The technology is capable of defining it as clear and obvious. The rule is any part of the body which can be used to score and it was my understanding it was her foot offside, not her hand. It looks clear and obvious to me. In the offside image, there's a red line, which could be her shoulder, which also counts for offside, but the blue line behind it is the onside line and White's foot is clearly and obviously beyond it, clarified by the foot of the US player next to her.
It was never clear and obvious with refs. We could see it week after week on slo-mo replays. If we won't allow the referees the technology, then the pundits and viewers should also be denied it. Don't hold your breath for that. It must be galling for refs to have pundits determining their incompetence week after week, then dismissing the solution, too.
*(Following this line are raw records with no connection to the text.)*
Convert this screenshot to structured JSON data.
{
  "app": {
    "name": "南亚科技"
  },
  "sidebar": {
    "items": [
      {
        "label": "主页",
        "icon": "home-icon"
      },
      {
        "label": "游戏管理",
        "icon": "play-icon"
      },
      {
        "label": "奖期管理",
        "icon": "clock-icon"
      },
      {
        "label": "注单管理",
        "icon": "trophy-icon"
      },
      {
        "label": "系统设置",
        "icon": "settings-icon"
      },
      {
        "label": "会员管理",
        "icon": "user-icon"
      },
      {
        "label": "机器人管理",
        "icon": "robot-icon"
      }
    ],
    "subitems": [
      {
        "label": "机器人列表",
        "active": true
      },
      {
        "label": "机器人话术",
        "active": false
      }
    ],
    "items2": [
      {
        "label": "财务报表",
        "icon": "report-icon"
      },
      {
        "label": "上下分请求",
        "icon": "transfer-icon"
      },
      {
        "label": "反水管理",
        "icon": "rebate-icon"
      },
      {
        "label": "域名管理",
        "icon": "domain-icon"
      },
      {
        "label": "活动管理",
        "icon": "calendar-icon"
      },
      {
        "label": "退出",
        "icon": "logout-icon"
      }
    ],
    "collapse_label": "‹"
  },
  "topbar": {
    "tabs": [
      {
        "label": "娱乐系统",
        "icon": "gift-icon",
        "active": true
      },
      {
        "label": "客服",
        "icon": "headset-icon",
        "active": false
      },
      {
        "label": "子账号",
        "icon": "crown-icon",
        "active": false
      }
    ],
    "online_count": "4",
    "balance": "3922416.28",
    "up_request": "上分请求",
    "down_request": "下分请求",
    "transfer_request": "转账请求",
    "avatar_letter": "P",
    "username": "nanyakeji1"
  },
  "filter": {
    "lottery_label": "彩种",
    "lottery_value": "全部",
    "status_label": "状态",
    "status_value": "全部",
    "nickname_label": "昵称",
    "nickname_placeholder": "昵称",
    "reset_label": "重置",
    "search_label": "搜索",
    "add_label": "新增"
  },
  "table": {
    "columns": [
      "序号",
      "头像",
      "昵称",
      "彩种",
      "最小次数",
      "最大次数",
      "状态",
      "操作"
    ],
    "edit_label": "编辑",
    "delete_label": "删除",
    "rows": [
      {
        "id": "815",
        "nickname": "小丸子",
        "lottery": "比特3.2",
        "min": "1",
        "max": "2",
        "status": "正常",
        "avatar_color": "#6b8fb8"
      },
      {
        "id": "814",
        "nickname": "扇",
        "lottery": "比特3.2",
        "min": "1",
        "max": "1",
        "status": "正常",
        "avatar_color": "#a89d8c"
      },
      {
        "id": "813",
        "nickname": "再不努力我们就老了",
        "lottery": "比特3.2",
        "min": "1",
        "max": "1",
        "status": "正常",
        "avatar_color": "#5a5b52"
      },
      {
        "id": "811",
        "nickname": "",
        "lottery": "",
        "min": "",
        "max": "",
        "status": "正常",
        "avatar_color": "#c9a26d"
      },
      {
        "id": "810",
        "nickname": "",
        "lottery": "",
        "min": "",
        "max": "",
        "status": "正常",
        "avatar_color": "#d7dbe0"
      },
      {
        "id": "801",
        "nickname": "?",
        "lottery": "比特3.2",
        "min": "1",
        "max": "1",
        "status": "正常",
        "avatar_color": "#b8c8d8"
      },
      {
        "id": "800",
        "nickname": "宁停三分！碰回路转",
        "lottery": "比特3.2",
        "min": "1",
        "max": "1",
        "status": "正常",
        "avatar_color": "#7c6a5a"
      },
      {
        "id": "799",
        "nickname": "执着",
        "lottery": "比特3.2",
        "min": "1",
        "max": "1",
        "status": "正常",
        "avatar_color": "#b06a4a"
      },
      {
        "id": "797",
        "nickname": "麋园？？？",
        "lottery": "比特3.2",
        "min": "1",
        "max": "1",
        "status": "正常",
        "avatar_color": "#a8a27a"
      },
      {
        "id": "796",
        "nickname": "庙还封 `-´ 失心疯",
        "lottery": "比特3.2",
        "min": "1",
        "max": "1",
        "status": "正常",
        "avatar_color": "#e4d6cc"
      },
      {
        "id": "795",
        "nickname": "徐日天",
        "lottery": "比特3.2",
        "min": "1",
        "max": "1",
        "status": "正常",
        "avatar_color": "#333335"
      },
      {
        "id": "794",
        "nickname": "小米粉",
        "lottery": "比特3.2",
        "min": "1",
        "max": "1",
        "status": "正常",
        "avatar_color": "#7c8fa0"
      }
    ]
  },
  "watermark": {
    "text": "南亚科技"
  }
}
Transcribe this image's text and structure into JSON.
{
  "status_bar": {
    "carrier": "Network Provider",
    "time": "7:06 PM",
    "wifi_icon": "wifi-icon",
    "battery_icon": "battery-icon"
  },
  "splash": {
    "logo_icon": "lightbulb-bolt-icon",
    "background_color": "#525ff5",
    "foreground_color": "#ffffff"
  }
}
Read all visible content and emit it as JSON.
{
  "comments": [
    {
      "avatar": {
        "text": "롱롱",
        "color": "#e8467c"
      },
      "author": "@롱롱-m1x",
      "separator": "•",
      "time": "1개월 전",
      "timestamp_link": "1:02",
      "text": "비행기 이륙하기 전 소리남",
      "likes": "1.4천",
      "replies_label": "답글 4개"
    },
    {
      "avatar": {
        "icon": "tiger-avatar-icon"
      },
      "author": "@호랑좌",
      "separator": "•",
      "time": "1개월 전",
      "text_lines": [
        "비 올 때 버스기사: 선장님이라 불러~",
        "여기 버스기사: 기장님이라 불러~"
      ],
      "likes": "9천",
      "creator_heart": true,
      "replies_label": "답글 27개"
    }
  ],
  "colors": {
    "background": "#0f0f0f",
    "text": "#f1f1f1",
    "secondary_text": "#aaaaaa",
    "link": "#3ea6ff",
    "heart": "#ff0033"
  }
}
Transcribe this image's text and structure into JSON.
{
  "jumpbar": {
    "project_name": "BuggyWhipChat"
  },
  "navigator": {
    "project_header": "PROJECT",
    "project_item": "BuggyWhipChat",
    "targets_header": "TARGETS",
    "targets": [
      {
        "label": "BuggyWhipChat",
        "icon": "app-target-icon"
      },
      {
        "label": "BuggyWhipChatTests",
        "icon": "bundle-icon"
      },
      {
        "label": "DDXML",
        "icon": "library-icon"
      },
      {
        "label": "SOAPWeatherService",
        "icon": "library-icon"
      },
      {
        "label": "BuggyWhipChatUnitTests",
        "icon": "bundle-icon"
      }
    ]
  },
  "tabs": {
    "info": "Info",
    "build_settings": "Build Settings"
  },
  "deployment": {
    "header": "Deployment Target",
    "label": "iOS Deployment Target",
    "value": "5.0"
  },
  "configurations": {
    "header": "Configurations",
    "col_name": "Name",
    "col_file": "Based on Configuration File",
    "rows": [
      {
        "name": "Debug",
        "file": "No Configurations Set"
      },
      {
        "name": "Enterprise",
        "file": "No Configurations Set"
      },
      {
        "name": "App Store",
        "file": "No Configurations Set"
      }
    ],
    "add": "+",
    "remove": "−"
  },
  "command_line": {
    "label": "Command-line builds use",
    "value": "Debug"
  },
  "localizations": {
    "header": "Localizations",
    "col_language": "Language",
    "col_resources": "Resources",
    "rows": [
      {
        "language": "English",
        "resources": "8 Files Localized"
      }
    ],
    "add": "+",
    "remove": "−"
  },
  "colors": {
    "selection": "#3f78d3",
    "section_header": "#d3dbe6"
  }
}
The time it was taking in the WWC was too long but they sped that up with some common sense. (Nobody has a problem with a game being stopped for water breaks in heat and that takes longer. We'll see a lot more of that as the temps ramp up globally.) I doubt it was that they just weren't using VAR but it was being done in the background without bothering the ref until they had to. That makes more sense than any argument I've heard against it.
I keep going back to that Thierry Henry handball that kept Ireland out of the World Cup and wonder how long critics of VAR would've been happy to wait if it were their country. "However long it took" would be my guess. We'd never hear a pundit or fan saying, "Taking too long, get on with it, we're not qualifying, end of."
No doubt the use of referees took a while to evolve and VAR should be given time, too.